You might recall these images of children—mostly
teenagers— who hopped on long freight trains that were crossing the Mexico-U.S.
border in 2014. A surge of gang violence in Central America compelled parents to put
their kids on these trains. Other families escaped the gang
violence by fleeing together to the U.S.
The Obama administration
was not in favor of open borders nor soft on immigration. As the surge grew out
of control, they separated families, too, in makeshift detention centers. The
ACLU filed for an emergency ruling to stop the practice.
The practice was halted by
a court ruling in 2015. The Obama administration was ordered to stop detaining
asylum-seeking Central American mothers and children in order to deter others
from their region from coming into the United States.
The law that President Trump refers
to in tweets is complicated. It grows out of a 1997 case (involving the Clinton
version of ICE, then called INS).
The 1997 case resulted in an
agreement, called the “Flores Settlement,” between the executive branch and
immigration plaintiffs.
As explained in a recent ruling by
the Ninth Circuit in California:
“Under a 1997 consent
decree known as the Flores settlement, unaccompanied children could be held in
immigration detention for only a short period of time; in 2016, a federal judge
ruled that the settlement applied to families as well, effectively requiring
that they be released within 20 days. Many were released — some with GPS ankle
bracelets to track their movements — and asked to return for a court date
sometime in the future (underlining added to show difference in types of border crossing situations).”
Congress codified the Flores
Settlement, meaning they fleshed out more specific aspects of the no-separation
policy.
The Ninth Circuit boiled it down in
these terms:
“Most relevant to this
case, the Act also transferred a number of the functions relating to the care
of unaccompanied minors from the former INS to the Director of the Office of
Refugee Resettlement (“ORR”) of the Department of Health and Human Services
(“HHS”).
The Act charges ORR with
“ensuring that the interests of the child are considered in decisions and
actions relating to the care and custody of an unaccompanied alien child.”

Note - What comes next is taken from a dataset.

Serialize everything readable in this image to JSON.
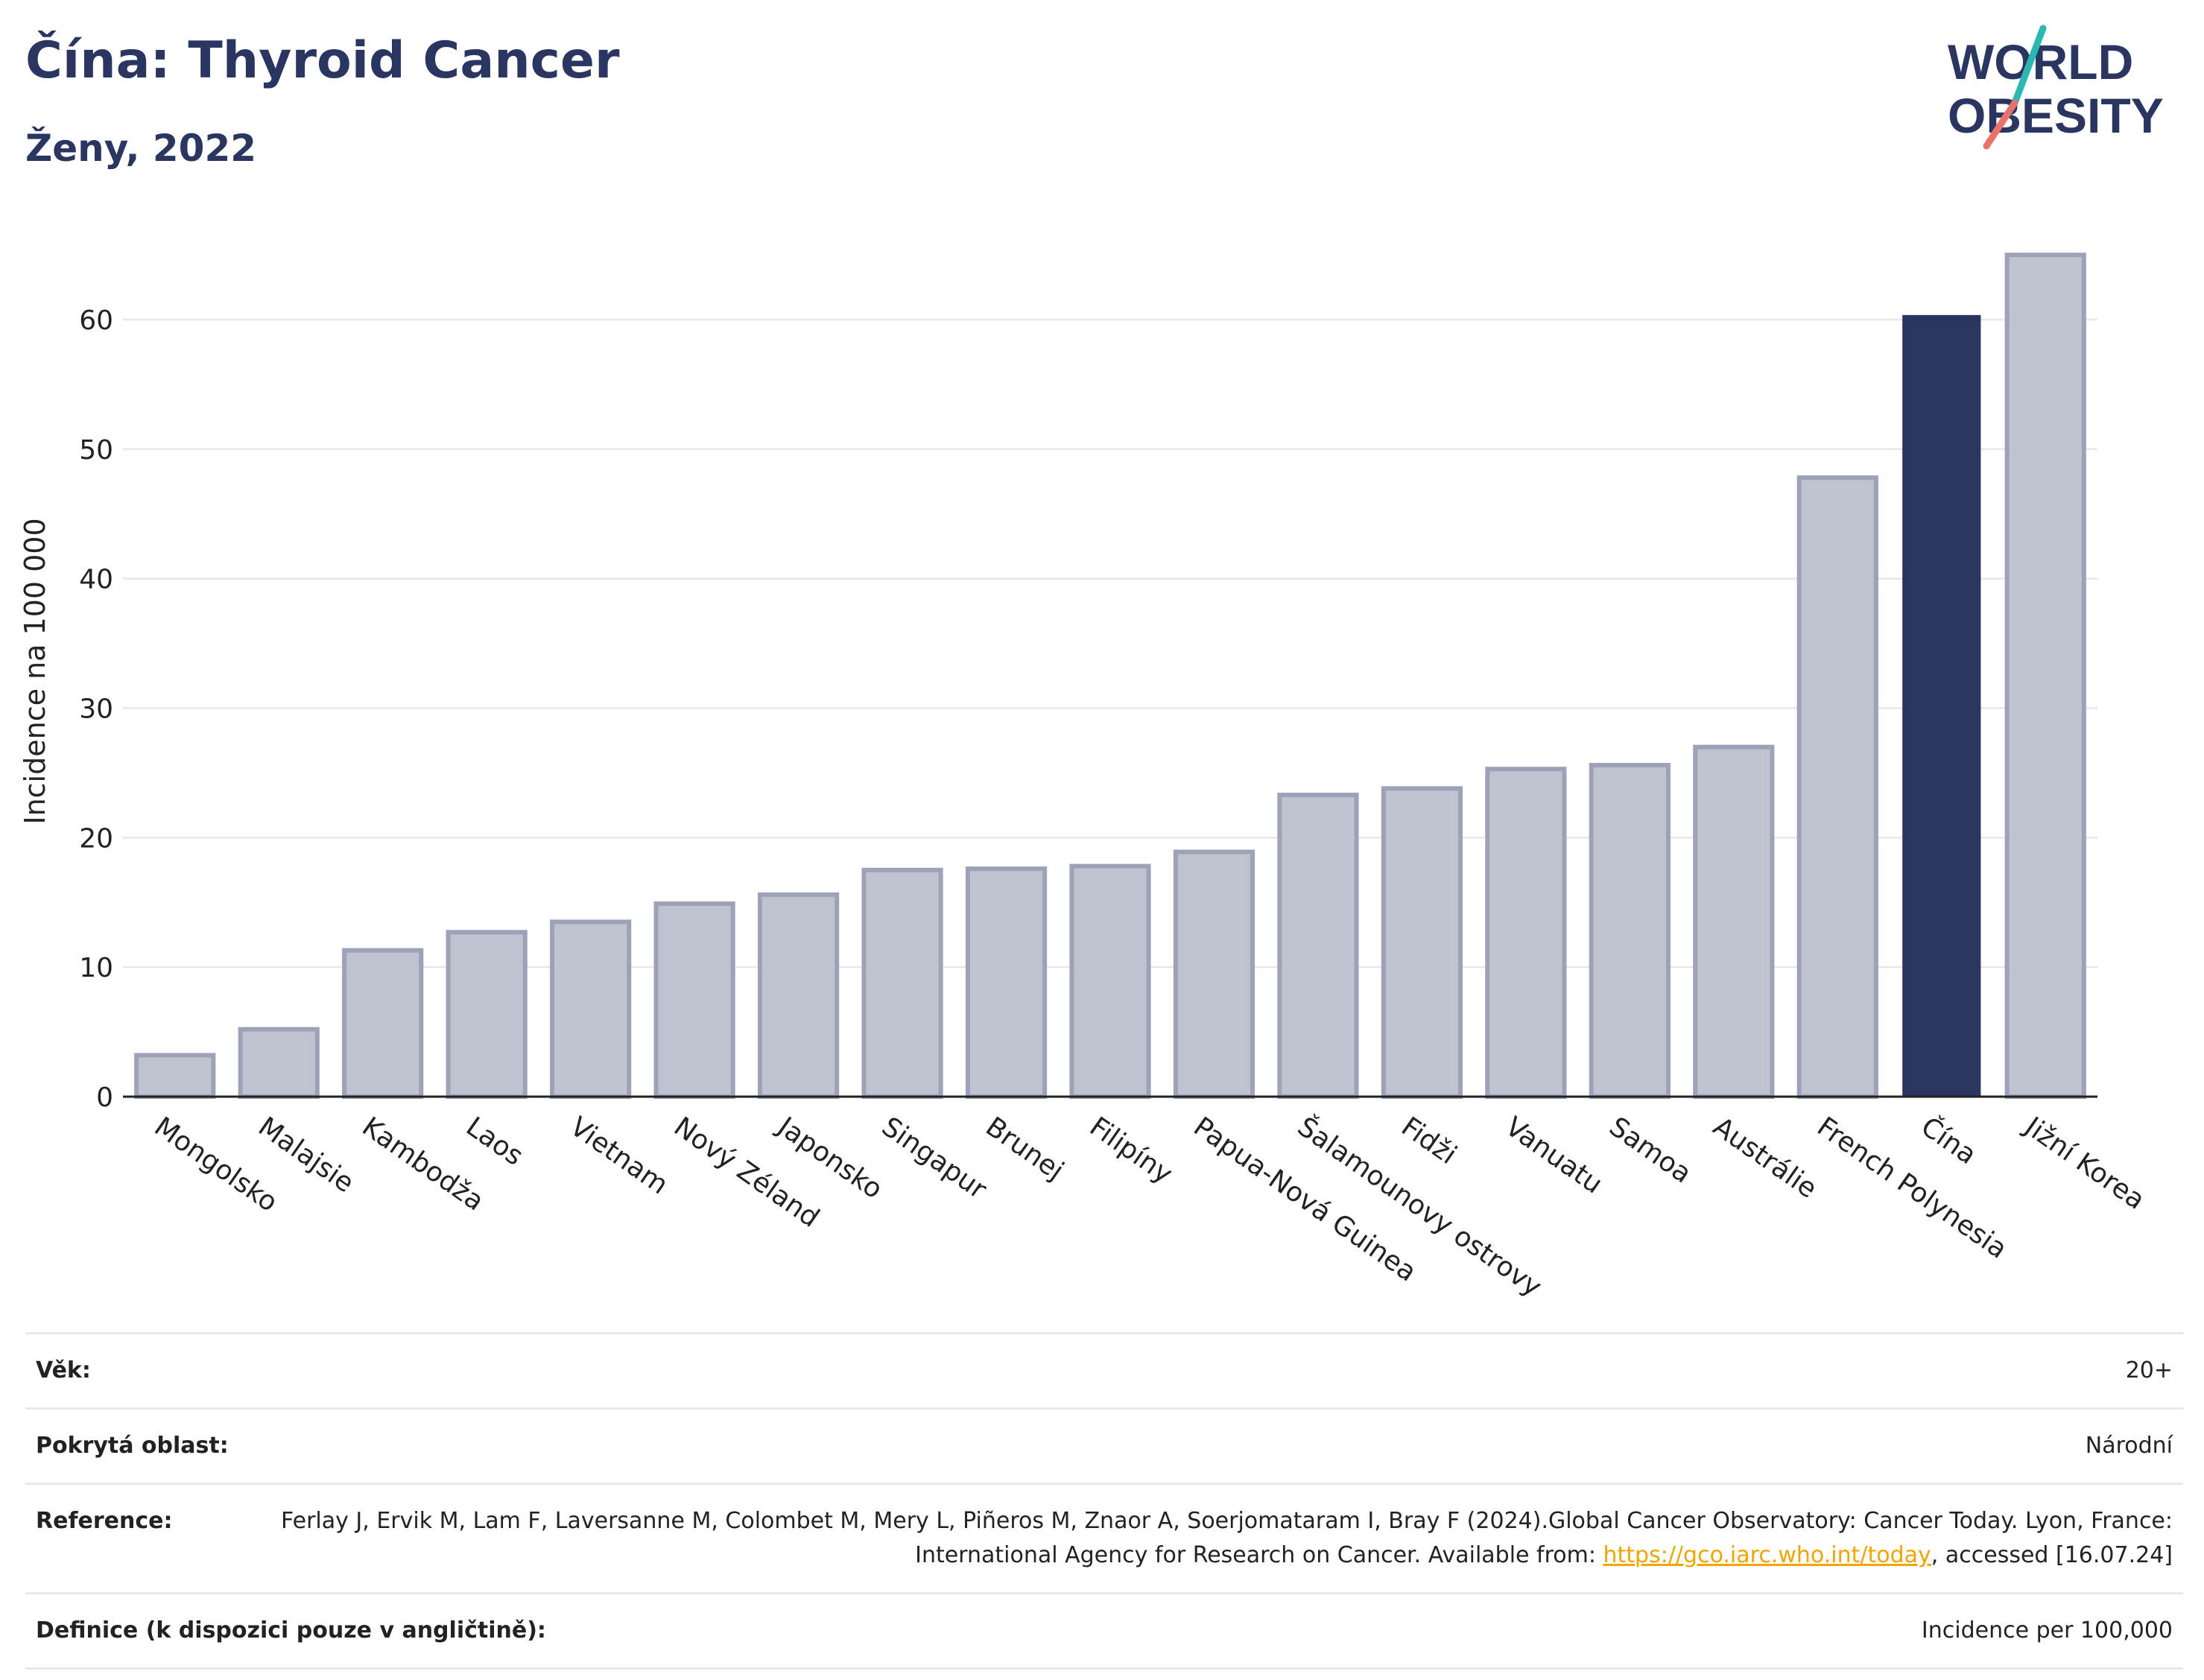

To that end, the [Act] gives
ORR responsibility for “coordinating and implementing the care and placement of
unaccompanied alien children,” “ensuring that the best interests of the child
are considered in decisions and actions relating to the care and custody of an
unaccompanied alien child,” “implementing policies with respect to the care and
placement of unaccompanied alien children,” and identifying “a sufficient
number of qualified individuals, entities, and facilities to house” such
children.
***
Key to note, neither the Flores Settlement nor the 2002 law deal with families that are separated at the border. They deal with unaccompanied minors (teenagers).
That is why the Obama and Trump administrations have said that there is legal authority to separate families.
My take? Shame on the Obama
administration. Shame on the Trump administration.
A gap in the law-- meaning that the Flores Settlement and 2002 law only dealt with unaccompanied teenagers, not families separated at the border-- is not a green light to act immorally.
A gap in the law-- meaning that the Flores Settlement and 2002 law only dealt with unaccompanied teenagers, not families separated at the border-- is not a green light to act immorally.